Isn't it always about oil?

Oh my this whole BP thing is getting interesting isn't it? Anyhow, for a start lets make something clear, they're called BP, they've not been called British Petroleum since 1998, and, if the sainted Barak Obama must insist on playing silly games with their name perhaps he should refer to them as British Petroleum American Oil Corporation (BP Amoco) which was their name from 1998 to 2000.

Anyhow, what strikes me as most odd about this whole thing is the complete lack of perspective from the White House and others about the fact this was an accident. A bloody awful cock-up of course, but not some deliberate act of sabotage against the good people of Louisiana and Florida as some of the hyperbole spewing from Democrats might have you think.
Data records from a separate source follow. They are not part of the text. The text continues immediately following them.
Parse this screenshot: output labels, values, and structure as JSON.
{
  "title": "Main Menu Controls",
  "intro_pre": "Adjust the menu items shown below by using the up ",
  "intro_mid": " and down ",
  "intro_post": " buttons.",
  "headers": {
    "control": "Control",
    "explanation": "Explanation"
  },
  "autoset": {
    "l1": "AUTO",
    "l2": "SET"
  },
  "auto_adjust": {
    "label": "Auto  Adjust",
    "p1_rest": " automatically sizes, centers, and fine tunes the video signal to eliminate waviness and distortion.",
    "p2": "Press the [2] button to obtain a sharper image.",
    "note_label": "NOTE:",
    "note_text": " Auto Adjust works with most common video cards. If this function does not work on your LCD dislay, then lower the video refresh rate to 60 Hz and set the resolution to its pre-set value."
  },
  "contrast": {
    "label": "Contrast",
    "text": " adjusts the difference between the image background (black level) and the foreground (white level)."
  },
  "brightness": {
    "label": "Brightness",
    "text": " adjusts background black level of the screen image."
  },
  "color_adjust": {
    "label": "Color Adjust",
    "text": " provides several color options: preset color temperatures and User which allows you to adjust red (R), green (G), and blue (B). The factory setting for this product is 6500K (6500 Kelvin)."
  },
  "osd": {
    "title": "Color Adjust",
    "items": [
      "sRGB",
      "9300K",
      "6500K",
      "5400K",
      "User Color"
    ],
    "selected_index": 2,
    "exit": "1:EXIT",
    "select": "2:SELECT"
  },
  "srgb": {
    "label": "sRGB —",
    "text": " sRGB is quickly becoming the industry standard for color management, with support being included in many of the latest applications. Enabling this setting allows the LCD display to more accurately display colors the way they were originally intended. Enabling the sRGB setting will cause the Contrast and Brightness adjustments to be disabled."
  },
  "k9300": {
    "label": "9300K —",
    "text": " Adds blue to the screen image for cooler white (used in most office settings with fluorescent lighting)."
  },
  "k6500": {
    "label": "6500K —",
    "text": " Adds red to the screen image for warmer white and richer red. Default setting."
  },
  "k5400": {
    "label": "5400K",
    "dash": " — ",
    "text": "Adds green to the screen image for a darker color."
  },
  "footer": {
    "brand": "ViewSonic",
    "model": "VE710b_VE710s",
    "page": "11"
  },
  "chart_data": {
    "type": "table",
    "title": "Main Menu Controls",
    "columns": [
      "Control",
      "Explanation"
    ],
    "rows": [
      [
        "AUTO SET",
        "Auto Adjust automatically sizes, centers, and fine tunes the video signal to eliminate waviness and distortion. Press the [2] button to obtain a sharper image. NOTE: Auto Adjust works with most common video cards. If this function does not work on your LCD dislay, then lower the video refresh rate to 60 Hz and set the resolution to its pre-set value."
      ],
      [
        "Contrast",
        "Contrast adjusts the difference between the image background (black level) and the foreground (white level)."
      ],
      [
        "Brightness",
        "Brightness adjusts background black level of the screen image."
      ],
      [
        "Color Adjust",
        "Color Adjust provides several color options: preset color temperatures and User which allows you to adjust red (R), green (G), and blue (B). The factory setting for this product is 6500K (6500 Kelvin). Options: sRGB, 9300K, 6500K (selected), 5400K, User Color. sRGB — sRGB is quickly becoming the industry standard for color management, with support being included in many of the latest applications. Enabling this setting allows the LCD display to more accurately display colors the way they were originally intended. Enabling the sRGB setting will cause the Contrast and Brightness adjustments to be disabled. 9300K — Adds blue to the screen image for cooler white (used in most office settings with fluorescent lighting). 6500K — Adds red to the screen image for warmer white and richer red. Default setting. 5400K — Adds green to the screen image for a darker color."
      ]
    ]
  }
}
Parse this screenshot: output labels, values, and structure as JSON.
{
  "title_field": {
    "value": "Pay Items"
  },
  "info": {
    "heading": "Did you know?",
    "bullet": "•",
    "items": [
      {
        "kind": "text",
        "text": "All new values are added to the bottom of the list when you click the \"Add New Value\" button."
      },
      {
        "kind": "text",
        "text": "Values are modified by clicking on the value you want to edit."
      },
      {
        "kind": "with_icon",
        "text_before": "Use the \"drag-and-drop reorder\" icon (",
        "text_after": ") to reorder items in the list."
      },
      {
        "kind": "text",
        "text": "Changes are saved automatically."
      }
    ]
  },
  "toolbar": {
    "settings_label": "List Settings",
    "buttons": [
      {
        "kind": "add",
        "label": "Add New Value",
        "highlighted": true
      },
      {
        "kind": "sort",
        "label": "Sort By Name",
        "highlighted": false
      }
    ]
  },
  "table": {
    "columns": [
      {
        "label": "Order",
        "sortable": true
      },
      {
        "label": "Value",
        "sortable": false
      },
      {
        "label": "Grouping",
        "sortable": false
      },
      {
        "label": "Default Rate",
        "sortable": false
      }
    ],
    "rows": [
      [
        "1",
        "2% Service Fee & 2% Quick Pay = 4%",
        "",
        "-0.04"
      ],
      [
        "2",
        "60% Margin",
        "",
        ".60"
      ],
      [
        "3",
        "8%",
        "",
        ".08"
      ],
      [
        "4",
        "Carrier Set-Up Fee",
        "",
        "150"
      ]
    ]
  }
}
The most hilarious thing though is the synthetic outrage being displayed across the pond about how it's all the businesses fault, those nasty "British Petroleum" people. Now Obama, the White House and leading Democrats whoring themselves on British media airwaves have been falling over themselves to say this is not an anti-British response at all. To this I have one word which is a typically British response. Bollocks.

By continually, and repeatedly referring to "British Petroleum" the politicos over the water are constantly pushing a subliminal line that it's not America's fault. The key here is to refer to another nationality in order to ignore the reality that many of the staff involved before it went wrong are American. To ignore the fact that the company is a merger of one of America's own oil big boys.

It is little more than a cynical politicking by a President who's approval ratings have been dropping through the floor since December last year with an eye to the mid-terms which could see Congress re-balance. Obama is basically following the principle expressed by his Chief of Staff, Rahm Emanuel that you should "never let a serious crisis go to waste".

Don't get me wrong here, I'm not saying American plebs are any less stupid than the British plebs, rather I'm just pointing out that the White House approach is a cynical spin operation that far surpasses the spin operation that BP are able to counter with. What;s more the White House is playing a rather worrying game with it's threats about seizing control of BP or forcing it not to pay a dividend to it's shareholder, many of which are, as has been made clear, pensioners in the UK.

Right now, splashed across much of the British press is the fact that thanks to just a few words by Obama, the share price of BP has gone into free-fall. It doesn't take a genius to realise that someone somewhere is going to make a hell of a tidy profit when it rises again, and you can guarantee that it won't be money that ends up helping the devastated communities in Louisiana or Florida.

In fact, this is probably the most amusing and contradictory reality of the White House's and loony Democrat approach to BP. By constantly battering the business with ill-judged words, its value is falling, at the same time the White House is demanding that BP pay every penny and not "nickle and dime" people. Should they continue this approach there may not be much money left as the company plummets on the markets.... but then the hard-Left has never really "got" markets.

OF course, there is one other wider issue that is beginning to be raised in the British press which I expect may gather some traction if some Brits start to whore themselves on American media. That being the sheer hypocrisy of the Obama Administration to demand retribution and compensation on the world stage, whilst simultaneously denying any liability for the many equally catastrophic and sometimes worse environmental clusterfucks they've been involved in.

Yes, it's true, such an argument is "whataboutery", and just because America hasn't stepped up to the plate in the past it does not mean that their demands now are necessarily wrong. Frankly, it's right that BP pay to clean up a mess they're responsible for. What is wrong though is to dictate what BP does with its profits. It is not the role of the Federal Government, or for that matter any Government to dictate to a private company how it should spend it's money when it has as much as BP.

All the White House should be concerned with is that BP have a legal obligation to pay up. It has no place allocating which pot of BP's money should be used for that legal obligation. However, like I said, there are mid-terms coming, and when a President is disliked more than he is liked, a crisis such as this is a golden opportunity to make yourself look tough and resolute to your voters that don't have a well-tuned political antennae.

As for David Cameron, he should grow some balls and tell Obama to stop playing silly buggers.